Gilliam studierte Politikwissenschaft am Occidental College in Kalifornien. Bereits an der Universität gab er ein satirisches Magazin namens Fang heraus. Nach dem Studium zog er 1962 nach New York und fand bald Arbeit beim Magazin Help!, einem Ableger von Mad. Dabei lernte er John Cleese kennen und produzierte 1965 zusammen mit ihm einen Fotocomic über einen Mann, der sich in eine Barbie-Puppe verliebt. Nach verschiedenen Arbeiten als Illustrator zog er 1967 nach England und stieß dort zu Monty Python.

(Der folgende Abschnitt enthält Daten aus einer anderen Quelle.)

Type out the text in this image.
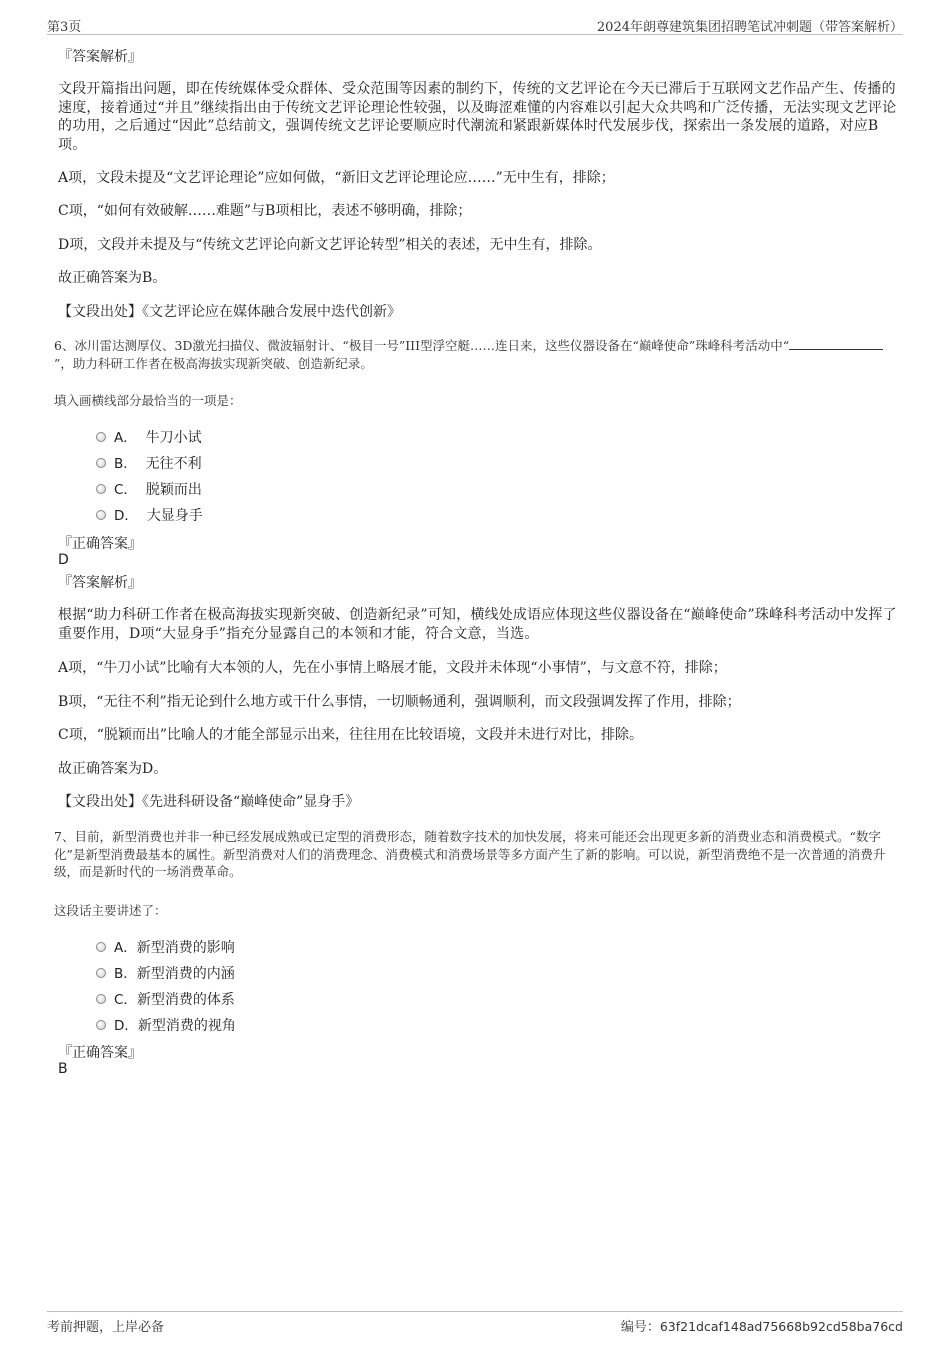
第3页	2024年朗尊建筑集团招聘笔试冲刺题（带答案解析）
『答案解析』
文段开篇指出问题，即在传统媒体受众群体、受众范围等因素的制约下，传统的文艺评论在今天已滞后于互联网文艺作品产生、传播的速度，接着通过“并且”继续指出由于传统文艺评论理论性较强，以及晦涩难懂的内容难以引起大众共鸣和广泛传播，无法实现文艺评论的功用，之后通过“因此”总结前文，强调传统文艺评论要顺应时代潮流和紧跟新媒体时代发展步伐，探索出一条发展的道路，对应B项。
A项，文段未提及“文艺评论理论”应如何做，“新旧文艺评论理论应……”无中生有，排除；
C项，“如何有效破解……难题”与B项相比，表述不够明确，排除；
D项，文段并未提及与“传统文艺评论向新文艺评论转型”相关的表述，无中生有，排除。
故正确答案为B。
【文段出处】《文艺评论应在媒体融合发展中迭代创新》
6、冰川雷达测厚仪、3D激光扫描仪、微波辐射计、“极目一号”III型浮空艇……连日来，这些仪器设备在“巅峰使命”珠峰科考活动中“”，助力科研工作者在极高海拔实现新突破、创造新纪录。
填入画横线部分最恰当的一项是：
A． 牛刀小试
B． 无往不利
C． 脱颖而出
D． 大显身手
『正确答案』
D
『答案解析』
根据“助力科研工作者在极高海拔实现新突破、创造新纪录”可知，横线处成语应体现这些仪器设备在“巅峰使命”珠峰科考活动中发挥了重要作用，D项“大显身手”指充分显露自己的本领和才能，符合文意，当选。
A项，“牛刀小试”比喻有大本领的人，先在小事情上略展才能，文段并未体现“小事情”，与文意不符，排除；
B项，“无往不利”指无论到什么地方或干什么事情，一切顺畅通利，强调顺利，而文段强调发挥了作用，排除；
C项，“脱颖而出”比喻人的才能全部显示出来，往往用在比较语境，文段并未进行对比，排除。
故正确答案为D。
【文段出处】《先进科研设备“巅峰使命”显身手》
7、目前，新型消费也并非一种已经发展成熟或已定型的消费形态，随着数字技术的加快发展，将来可能还会出现更多新的消费业态和消费模式。“数字化”是新型消费最基本的属性。新型消费对人们的消费理念、消费模式和消费场景等多方面产生了新的影响。可以说，新型消费绝不是一次普通的消费升级，而是新时代的一场消费革命。
这段话主要讲述了：
A．新型消费的影响
B．新型消费的内涵
C．新型消费的体系
D．新型消费的视角
『正确答案』
B
考前押题，上岸必备	编号：63f21dcaf148ad75668b92cd58ba76cd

Als die Gruppe sich Mitte der 1980er Jahre auflöste, machte sich Gilliam einen Namen als Regisseur mehr oder weniger erfolgreicher Filme: Brazil (1985), The Adventures of Baron Munchausen (1988), The Fisher King (1991), 12 Monkeys (1995), Fear and Loathing in Las Vegas (1998), The Brothers Grimm (2005), Tideland (2005) und The Imaginarium of Doctor Parnassus (2009) entstanden unter seinen Anweisungen. Zudem wurde er oft von Autoren als Regisseur für die Verfilmung ihres Buchs ins Gespräch gebracht (etwa von J. K. Rowling für den ersten Teil der Harry Potter-Saga), wurde jedoch stets von den Produzenten abgelehnt, die wohl (nicht ganz unbegründet) fürchteten, Gilliam mache aus dem potenziellen Blockbuster einen Streifen für Freunde surrealen Kinos. Denn Gilliam scheint nach dem Motto zu arbeiten: Einmal Python, immer Python.